7. These shares are held by reporting person as custodian for his minor child, George L. Graziadio IV.
8. These shares are held by reporting person as custodian for his minor child, Marianna R. Graziadio.
9. These shares are owned by Ginmarra Investors Fund 1 LLC ("Ginmarra"), a limited liability company majority owned by GFT and Ginarra and as to which Mr. Graziadio serves as president of the manager. Mr. Graziadio disclaims ownership of the shares owned by Ginmarra except to the extent of his pecuniary interest in such shares.
10. These shares are owned by George & Reva Graziadio Grandchildren Trust II for the benefit of the minor child of Mr. Graziadio, George L. Graziadio IV ("Gino Trust"). Mr. Graziadio is the trustee of the Gino Trust, but disclaims beneficial ownership of the shares owned by the Gino Trust except to the extent of the pecuniary interest of his minor child in such shares.

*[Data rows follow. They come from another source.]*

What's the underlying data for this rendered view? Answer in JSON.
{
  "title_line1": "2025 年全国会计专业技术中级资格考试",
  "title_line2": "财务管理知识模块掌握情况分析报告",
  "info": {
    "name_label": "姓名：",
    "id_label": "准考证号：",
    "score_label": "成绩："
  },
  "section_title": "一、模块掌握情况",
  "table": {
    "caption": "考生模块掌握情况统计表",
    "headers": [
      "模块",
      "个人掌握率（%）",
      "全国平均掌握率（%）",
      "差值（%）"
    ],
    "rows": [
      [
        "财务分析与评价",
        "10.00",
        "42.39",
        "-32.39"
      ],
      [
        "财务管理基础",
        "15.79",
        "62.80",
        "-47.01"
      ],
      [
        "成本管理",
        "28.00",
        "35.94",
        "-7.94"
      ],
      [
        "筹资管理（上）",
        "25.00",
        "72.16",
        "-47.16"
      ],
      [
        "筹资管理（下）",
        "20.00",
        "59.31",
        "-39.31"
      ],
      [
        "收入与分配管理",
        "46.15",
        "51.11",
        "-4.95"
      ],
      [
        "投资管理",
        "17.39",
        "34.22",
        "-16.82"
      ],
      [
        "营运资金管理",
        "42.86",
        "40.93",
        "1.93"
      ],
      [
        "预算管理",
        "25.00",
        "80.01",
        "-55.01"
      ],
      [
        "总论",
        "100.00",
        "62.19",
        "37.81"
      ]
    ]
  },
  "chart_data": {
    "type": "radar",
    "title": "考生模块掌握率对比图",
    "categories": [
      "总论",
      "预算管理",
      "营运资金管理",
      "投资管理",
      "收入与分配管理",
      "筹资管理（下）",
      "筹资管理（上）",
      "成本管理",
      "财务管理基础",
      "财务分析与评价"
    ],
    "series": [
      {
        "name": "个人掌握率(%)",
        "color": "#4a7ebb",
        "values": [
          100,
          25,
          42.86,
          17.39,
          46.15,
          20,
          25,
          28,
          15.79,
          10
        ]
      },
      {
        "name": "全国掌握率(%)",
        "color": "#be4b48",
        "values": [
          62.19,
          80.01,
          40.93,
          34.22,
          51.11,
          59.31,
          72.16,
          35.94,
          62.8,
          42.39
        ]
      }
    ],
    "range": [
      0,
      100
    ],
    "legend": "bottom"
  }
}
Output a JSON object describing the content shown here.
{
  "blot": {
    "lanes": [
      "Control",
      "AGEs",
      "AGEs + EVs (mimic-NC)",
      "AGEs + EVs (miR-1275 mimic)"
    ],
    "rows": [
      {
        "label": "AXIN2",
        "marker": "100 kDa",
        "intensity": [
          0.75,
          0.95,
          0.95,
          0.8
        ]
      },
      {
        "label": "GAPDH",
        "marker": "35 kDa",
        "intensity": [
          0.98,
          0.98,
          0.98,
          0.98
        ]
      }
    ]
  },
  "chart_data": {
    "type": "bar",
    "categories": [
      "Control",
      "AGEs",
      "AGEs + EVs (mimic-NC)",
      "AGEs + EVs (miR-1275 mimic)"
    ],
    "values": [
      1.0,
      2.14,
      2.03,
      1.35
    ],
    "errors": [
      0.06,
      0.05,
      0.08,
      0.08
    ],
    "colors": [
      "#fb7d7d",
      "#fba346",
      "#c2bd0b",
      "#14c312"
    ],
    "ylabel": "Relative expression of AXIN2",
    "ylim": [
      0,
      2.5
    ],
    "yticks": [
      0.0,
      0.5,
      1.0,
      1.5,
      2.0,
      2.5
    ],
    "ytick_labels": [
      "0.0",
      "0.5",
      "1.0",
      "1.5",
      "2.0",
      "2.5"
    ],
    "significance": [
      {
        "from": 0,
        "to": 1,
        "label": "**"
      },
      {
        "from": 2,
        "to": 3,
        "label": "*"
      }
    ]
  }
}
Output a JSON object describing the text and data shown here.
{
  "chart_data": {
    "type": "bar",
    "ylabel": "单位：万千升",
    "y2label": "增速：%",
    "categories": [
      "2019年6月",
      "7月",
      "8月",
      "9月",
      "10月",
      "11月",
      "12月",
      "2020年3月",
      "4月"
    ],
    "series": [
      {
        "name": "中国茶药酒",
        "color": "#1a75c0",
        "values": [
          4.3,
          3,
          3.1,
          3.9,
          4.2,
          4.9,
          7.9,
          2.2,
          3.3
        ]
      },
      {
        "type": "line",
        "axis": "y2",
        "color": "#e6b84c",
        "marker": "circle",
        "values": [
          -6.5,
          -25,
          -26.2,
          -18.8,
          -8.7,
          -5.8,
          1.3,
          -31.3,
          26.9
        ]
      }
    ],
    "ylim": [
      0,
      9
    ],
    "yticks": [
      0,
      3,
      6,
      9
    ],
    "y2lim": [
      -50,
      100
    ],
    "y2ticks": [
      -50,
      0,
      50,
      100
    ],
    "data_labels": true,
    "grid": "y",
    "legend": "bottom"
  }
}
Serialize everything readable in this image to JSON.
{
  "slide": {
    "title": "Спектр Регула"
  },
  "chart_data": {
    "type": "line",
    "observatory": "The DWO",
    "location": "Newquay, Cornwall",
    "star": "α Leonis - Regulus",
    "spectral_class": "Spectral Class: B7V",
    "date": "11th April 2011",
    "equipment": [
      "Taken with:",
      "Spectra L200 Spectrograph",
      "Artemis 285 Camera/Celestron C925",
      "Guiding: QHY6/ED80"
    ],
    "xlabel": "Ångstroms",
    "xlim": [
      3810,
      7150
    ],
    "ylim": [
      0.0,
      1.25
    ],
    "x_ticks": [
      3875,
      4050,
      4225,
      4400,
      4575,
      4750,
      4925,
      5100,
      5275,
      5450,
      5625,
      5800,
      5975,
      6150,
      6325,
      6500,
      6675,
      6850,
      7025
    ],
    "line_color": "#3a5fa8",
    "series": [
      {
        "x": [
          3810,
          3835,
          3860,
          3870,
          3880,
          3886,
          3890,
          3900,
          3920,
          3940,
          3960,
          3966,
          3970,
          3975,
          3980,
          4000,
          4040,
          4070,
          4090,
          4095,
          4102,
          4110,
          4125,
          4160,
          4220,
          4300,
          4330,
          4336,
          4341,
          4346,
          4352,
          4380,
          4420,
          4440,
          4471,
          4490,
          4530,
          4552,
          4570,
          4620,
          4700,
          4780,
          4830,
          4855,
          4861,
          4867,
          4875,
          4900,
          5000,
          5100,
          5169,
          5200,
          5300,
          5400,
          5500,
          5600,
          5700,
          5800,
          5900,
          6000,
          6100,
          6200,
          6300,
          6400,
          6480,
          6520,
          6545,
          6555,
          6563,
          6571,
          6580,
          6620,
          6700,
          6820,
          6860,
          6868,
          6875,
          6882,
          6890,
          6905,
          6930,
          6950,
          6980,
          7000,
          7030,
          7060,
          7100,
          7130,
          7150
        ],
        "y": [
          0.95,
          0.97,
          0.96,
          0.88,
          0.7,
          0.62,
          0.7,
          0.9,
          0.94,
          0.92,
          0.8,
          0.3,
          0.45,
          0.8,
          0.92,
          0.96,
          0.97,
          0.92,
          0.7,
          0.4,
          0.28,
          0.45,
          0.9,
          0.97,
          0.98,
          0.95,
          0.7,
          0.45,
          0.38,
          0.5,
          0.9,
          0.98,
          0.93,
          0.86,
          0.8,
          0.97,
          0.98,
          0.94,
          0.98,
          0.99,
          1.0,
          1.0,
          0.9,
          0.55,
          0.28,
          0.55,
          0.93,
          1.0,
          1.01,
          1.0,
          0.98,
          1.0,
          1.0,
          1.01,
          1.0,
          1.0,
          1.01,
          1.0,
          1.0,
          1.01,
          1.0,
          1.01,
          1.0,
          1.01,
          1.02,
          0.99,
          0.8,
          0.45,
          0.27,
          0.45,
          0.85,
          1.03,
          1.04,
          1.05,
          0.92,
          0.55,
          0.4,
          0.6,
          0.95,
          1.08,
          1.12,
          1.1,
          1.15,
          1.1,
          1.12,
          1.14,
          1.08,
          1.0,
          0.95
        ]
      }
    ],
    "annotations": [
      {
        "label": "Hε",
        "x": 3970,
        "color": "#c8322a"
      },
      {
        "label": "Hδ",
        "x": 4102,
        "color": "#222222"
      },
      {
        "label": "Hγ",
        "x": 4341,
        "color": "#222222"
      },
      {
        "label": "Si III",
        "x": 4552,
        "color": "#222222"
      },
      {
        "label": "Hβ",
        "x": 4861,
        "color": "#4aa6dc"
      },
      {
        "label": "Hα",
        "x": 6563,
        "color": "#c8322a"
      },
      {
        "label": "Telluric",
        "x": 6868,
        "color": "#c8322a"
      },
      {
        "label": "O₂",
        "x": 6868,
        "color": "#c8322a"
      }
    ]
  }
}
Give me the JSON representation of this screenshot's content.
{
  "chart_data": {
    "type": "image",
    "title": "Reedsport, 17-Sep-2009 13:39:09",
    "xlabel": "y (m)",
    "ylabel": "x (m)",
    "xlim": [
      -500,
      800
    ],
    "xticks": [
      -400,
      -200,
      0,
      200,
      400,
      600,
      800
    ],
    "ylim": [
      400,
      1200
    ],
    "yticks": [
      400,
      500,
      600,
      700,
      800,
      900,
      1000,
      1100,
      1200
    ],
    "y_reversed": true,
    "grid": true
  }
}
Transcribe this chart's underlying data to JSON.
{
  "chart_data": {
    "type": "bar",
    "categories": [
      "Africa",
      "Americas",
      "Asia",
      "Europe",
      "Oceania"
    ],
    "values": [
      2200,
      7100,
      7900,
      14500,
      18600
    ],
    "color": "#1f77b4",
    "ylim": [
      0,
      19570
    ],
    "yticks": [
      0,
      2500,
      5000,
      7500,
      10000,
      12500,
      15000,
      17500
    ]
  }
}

11. These shares are owned by George & Reva Graziadio Grandchildren Trust II for the benefit of the minor child of Mr. Graziadio, Marianna Graziadio ("Marianna Trust"). Mr. Graziadio is the trustee of the Marianna Trust, but disclaims beneficial ownership of the shares owned by the Marianna Trust except to the extent of the pecuniary interest of his minor child in such shares.
12. These shares are owned by the George and Reva Graziadio Foundation (the "Foundation"), a charitable foundation established by the parents of Mr. Graziadio, as to which Mr. Graziadio has no pecuniary interest. Mr. Graziadio is one of three directors of the Foundation, does not have the right to control disposition of the shares owned by the Foundation and disclaims beneficial ownership of the shares owned by the Foundation as he has no pecuniary interest in such shares.
13. These shares are owned by Boss Holdings, Inc. ("Boss Holdings"), a corporation as to which Mr. Graziadio, GFT and Ginarra together are majority shareholders and Mr. Graziadio is chairman and chief executive officer. Mr. Graziadio disclaims beneficial ownership of the shares owned by Boss Holdings except to the extent of his pecuniary interest in such shares.
14. These shares are owned by Western Metals Corporation ("Western Metals"), a corporation as to which GFT and Ginarra beneficially own a significant pecuniary interest and Mr. Graziadio is the president. Mr. Graziadio disclaims beneficial ownership of the shares owned by Western Metals except to the extent of his pecuniary interest in such shares.
Remarks:
/s/Jeffrey B. Coyne, as attorney-in-fact for reporting person 09/18/2018
** Signature of Reporting Person Date
Reminder: Report on a separate line for each class of securities beneficially owned directly or indirectly.
* If the form is filed by more than one reporting person, see Instruction 4 (b)(v).
** Intentional misstatements or omissions of facts constitute Federal Criminal Violations See 18 U.S.C. 1001 and 15 U.S.C. 78ff(a).